I just finished up my first semester in the Duke MIDS program, and one of my favorite classes was Modeling and Representation of Data. During this class, we learned about modeling techniques, assumptions, and how to interpret the results. We applied these techniques in weekly assignments, but we also worked throughout the semester on a final modeling project of our choice. With my background and interest in healthcare, I decided to focus on nursing homes for my analysis.
In my research, I found that measuring and validating clinical quality in elderly health has been a challenge in the industry, so I wanted to look into this further in my modeling project. Ideally, I would have liked to build a model using nursing home characteristics to predict individual health outcomes, but it is close to impossible to obtain publically available individual-level health data.
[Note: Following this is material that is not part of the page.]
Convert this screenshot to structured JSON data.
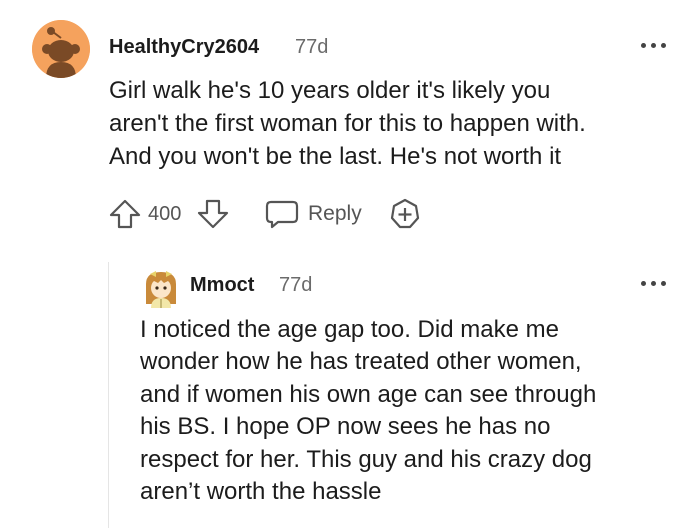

Thus, I found the Medicare Nursing Home Compare data (available here), which provides the Medicare quality metrics for 15,613 nursing home providers across the United States. I focused on 6 outcome measures defined by the CMS: 3 long-stay and 3 short-stay. For my predictor variables, I decided to use another Medicare dataset that contained information about these same nursing homes (available here), and which could be linked together using a Provider ID.
I decided to try three different modeling techniques: linear regression, multiple logistic regression, and multinomial logistic regression. For the linear regression, I chose to maintain the quality metrics as percentages and predict on them as continuous variables. For the logistic regression model, I created a binary flag to indicate whether the nursing home provider was in the top half/bottom half of the population in performance. And for the multinomial logistic regression, I created a scorecard and gave each provider a score accordingly (A: Top 25%, B: 50-25%, C: 75-50%, D: Bottom 25%).
I created these three models for each of my six outcomes, and I quickly found that the linear regression models were not useful. For the logistic and multinomial logistic models, I felt that it would be more clinically relevant to find out which factors were most important in predicting positive health outcomes, so I ranked the predictors across all of the six outcomes and calculated the weighted average. The full modeling workflow is shown below.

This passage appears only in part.